PLEINE TERRE Un espace non construit peut être qualifié de « pleine terre » si :
son revêtement est perméable ; sur une profondeur de 10 m à compter de sa surface, il ne comporte que le passage éventuel de
réseaux (électricité, téléphone, internet, eau potable, eaux usées ou pluviales). Les aires de stationnement et leurs accès sont exclus des surfaces de pleine terre.
PROJET ARCHITECTURAL Le projet architectural définit, par des plans et documents écrits, l'implantation des bâtiments, leur composition, leur organisation et l'expression de leur volume ainsi que le choix des matériaux et des couleurs. Il précise, par des documents graphiques ou photographiques et une note explicative détaillée, l'insertion dans l'environnement et l'impact visuel des bâtiments ainsi que le traitement de leurs accès et de leurs abords.
RECUL Le recul est la distance séparant la construction des emprises publiques ou des voies. Il se mesure horizontalement et perpendiculairement à la limite d'emprise publique ou de voie ou d'emplacement réservé. Il est constitué par l'espace compris entre la construction et ces emprises publiques ou voies.
RÉHABILITATION Travaux d'amélioration générale ou de mise en conformité d'un logement ou d'un bâtiment n'impactant pas sur le gabarit, le volume ou la hauteur du bâtiment.
RETRAIT Le retrait est la distance séparant la construction d'une limite séparative (latérale ou de fond de parcelle), il se mesure horizontalement et perpendiculairement à la limite séparative.
REZ-DE CHAUSSÉE Étage d'un bâtiment dont le plancher est le plus proche du niveau du sol extérieur.
SERVITUDES En dehors des servitudes d'urbanisme qui se concrétisent sous forme de règles particulières, imposées unilatéralement par le PLU, dans un but de composition urbaine, il existe :
d'une part les servitudes de droit privé entre propriétés, d'autre part, les servitudes d'utilité publique, qui sont des limitations administratives au droit de
propriété créées au cas par cas pour la protection d'ouvrages publics (exemple : protection des conduites enterrées) le bon fonctionnement des services particuliers (exemple : abords de cimetière). Le PLU les reprend dans un but d'information et de classification. Chaque type de servitude d'utilité publique dépend d'un régime administratif particulier, et chaque application est décidée au cas par cas.
SOL OU TERRAIN NATUREL Il s'agit du sol existant avant travaux, remblai ou déblai.
SOUS-SOL Étage de locaux souterrains ou enterrés situés au-dessous du rez-de-chaussée d'une construction.

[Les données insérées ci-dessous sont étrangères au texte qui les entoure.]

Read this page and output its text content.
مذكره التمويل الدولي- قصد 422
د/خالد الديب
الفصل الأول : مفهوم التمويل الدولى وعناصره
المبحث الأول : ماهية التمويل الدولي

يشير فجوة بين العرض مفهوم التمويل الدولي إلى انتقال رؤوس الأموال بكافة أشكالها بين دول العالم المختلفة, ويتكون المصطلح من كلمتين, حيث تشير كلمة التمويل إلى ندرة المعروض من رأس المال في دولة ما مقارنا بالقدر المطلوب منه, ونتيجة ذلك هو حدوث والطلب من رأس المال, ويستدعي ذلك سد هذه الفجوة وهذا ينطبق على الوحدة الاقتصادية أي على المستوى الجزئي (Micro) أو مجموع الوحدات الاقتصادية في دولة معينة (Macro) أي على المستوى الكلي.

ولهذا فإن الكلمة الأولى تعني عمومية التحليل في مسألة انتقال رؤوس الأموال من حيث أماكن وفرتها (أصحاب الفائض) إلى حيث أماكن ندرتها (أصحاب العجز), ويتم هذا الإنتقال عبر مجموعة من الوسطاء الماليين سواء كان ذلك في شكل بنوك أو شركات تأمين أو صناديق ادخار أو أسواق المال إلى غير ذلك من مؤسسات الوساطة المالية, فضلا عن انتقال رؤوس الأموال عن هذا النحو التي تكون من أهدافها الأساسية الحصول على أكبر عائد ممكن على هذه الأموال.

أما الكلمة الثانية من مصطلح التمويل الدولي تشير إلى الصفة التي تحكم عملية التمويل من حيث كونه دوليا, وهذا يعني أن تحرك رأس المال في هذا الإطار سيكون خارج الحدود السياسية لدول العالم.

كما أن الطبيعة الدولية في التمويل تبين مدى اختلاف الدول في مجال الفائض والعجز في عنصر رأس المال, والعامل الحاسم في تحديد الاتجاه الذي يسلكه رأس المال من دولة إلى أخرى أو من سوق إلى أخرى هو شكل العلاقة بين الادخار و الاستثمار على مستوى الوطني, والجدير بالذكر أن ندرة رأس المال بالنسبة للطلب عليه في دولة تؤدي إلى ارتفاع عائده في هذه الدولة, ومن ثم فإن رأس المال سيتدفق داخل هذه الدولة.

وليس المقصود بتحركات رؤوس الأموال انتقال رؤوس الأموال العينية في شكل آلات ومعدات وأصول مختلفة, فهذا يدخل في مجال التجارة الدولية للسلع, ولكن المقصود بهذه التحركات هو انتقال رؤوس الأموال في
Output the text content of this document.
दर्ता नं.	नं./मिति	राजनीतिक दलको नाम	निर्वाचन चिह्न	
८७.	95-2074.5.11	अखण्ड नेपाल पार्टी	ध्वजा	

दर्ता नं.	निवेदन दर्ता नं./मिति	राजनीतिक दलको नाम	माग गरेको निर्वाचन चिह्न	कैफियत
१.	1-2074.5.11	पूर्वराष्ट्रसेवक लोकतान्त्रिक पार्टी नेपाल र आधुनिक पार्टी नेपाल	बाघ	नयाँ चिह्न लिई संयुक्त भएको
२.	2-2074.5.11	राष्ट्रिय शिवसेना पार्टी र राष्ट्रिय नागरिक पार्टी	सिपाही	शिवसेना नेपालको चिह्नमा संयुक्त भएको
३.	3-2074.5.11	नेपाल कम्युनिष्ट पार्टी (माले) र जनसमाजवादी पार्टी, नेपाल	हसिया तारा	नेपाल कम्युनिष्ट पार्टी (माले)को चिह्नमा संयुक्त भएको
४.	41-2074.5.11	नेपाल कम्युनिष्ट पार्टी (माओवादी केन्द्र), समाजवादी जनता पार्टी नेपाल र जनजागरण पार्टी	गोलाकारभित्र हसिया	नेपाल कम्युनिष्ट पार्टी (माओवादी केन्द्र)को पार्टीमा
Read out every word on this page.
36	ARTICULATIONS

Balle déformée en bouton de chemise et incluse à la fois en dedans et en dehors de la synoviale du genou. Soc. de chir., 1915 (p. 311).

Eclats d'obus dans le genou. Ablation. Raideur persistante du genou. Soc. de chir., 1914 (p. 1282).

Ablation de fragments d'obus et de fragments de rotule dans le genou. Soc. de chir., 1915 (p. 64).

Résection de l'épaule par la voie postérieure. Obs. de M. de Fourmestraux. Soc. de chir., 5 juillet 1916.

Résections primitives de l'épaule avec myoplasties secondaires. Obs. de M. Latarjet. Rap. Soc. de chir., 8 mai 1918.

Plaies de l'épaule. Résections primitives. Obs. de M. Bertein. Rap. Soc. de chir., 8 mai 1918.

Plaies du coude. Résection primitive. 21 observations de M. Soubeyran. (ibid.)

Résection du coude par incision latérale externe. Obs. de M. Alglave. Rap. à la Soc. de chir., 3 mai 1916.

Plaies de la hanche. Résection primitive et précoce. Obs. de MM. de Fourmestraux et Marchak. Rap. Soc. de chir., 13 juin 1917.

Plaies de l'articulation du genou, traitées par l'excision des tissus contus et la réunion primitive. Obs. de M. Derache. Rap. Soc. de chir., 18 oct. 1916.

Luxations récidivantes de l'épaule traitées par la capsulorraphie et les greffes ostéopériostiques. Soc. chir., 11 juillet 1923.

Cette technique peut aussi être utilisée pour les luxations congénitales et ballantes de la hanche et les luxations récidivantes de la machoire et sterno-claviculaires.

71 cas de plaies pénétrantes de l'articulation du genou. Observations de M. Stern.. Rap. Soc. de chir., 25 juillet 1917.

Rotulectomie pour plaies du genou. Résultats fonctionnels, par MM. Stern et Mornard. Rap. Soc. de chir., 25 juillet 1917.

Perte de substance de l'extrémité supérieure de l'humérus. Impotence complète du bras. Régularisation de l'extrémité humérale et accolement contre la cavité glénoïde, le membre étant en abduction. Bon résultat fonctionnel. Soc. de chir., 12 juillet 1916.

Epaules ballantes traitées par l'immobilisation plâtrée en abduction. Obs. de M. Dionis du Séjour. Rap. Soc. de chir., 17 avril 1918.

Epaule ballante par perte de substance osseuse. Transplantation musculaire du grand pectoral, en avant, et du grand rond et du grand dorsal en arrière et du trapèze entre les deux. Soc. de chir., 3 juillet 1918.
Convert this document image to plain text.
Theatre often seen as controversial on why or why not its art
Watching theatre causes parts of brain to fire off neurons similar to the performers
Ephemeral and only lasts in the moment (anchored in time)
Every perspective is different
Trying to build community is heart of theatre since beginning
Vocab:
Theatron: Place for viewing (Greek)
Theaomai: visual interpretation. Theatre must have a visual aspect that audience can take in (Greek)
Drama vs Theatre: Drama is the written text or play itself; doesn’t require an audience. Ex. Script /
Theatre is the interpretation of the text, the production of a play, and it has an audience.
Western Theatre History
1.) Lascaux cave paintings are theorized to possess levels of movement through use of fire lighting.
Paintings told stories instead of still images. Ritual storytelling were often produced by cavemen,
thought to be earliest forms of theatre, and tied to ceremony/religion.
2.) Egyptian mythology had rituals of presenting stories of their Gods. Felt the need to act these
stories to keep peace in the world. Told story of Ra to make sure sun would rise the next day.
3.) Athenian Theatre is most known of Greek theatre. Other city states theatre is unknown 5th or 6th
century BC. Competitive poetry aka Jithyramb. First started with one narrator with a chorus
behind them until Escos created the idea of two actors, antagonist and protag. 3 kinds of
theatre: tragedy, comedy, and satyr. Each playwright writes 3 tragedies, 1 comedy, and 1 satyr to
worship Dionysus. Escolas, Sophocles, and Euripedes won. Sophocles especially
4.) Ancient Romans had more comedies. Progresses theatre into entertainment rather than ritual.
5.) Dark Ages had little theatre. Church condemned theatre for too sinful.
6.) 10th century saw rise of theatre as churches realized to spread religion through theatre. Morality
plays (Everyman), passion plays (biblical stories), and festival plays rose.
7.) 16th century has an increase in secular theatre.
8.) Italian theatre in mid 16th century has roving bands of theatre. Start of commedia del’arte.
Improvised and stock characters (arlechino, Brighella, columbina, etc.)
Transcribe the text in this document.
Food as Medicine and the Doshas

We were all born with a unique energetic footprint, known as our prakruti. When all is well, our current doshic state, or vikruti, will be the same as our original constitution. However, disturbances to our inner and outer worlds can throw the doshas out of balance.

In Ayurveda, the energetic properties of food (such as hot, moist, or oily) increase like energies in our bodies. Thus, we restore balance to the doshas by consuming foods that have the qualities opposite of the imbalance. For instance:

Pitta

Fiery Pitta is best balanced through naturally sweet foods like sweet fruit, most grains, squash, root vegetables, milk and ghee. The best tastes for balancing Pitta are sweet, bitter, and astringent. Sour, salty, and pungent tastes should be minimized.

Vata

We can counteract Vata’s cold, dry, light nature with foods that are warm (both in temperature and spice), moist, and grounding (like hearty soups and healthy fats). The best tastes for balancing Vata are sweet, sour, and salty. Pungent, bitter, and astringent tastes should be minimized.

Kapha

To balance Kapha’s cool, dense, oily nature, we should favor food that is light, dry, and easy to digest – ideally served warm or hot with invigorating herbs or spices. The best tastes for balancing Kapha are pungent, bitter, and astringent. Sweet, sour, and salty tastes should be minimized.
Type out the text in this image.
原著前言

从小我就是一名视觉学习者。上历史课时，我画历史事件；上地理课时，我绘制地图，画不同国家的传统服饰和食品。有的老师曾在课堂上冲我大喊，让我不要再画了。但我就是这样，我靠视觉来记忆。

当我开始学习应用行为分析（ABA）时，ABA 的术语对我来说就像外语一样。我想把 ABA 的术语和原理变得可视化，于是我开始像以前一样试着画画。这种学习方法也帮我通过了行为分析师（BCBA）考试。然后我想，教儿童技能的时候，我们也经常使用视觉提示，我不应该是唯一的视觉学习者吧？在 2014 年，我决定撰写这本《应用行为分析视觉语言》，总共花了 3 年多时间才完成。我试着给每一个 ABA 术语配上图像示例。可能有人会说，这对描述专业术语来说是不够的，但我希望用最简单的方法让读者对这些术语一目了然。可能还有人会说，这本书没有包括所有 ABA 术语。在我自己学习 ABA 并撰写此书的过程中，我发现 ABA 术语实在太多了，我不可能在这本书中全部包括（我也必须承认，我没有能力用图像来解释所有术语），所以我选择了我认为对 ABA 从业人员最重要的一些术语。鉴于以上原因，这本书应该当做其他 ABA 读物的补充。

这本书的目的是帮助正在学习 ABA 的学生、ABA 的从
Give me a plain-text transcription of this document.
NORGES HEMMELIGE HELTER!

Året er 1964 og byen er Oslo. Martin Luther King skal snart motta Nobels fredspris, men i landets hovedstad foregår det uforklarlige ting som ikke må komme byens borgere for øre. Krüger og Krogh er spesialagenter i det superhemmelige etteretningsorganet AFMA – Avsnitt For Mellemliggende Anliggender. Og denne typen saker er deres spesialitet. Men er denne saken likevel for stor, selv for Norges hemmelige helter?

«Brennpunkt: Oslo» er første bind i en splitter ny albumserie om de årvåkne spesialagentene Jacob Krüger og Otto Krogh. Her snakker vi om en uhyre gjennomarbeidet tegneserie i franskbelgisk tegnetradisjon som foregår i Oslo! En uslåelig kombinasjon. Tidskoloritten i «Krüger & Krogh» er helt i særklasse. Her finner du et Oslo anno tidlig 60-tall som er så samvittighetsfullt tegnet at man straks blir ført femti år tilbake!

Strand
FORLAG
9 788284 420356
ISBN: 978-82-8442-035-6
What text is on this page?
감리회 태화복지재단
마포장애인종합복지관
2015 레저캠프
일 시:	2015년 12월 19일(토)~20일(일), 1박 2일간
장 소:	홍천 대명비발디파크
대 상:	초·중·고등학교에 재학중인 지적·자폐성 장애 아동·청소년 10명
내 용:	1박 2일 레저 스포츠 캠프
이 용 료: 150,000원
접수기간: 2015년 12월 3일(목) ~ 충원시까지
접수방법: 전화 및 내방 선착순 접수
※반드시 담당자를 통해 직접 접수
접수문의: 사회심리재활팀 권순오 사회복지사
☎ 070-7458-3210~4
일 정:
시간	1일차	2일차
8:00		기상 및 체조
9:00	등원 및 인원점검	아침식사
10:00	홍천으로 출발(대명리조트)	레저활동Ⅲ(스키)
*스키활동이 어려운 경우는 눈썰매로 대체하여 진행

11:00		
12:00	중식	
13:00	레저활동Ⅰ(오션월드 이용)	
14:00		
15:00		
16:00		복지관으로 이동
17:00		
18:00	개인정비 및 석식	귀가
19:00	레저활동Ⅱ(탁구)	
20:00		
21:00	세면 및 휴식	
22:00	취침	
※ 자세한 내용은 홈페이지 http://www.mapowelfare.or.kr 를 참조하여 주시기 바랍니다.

TERRAIN OU UNITÉ FONCIÈRE Réunion de propriétés contiguës appartenant au même propriétaire.
TERRAIN D'ASSIETTE
Le terrain d'assiette du projet est constitué par la ou les unités foncières composées d'une parcelle ou d'un ensemble de parcelles cadastrales. Il est délimité par les emprises publiques et voies et les autres unités foncières contiguës.
TOITURE TERRASSE Élément horizontal situé à la partie supérieure d'un bâtiment, elle remplace les toitures dans certains immeubles collectifs contemporains.
VOIE Les dispositions réglementaires s'appliquent à l'ensemble des voies, quel que soit leur statut (public ou privé), ou leur affectation (voie piétonne, cycliste, route...).
NORMES DE STATIONNEMENT
Les places de stationnement doivent satisfaire aux exigences de la loi pour leur utilisation par les personnes à mobilité réduite.
Le stationnement des véhicules correspondant aux besoins des constructions et installations doit être assuré en dehors des voies publiques.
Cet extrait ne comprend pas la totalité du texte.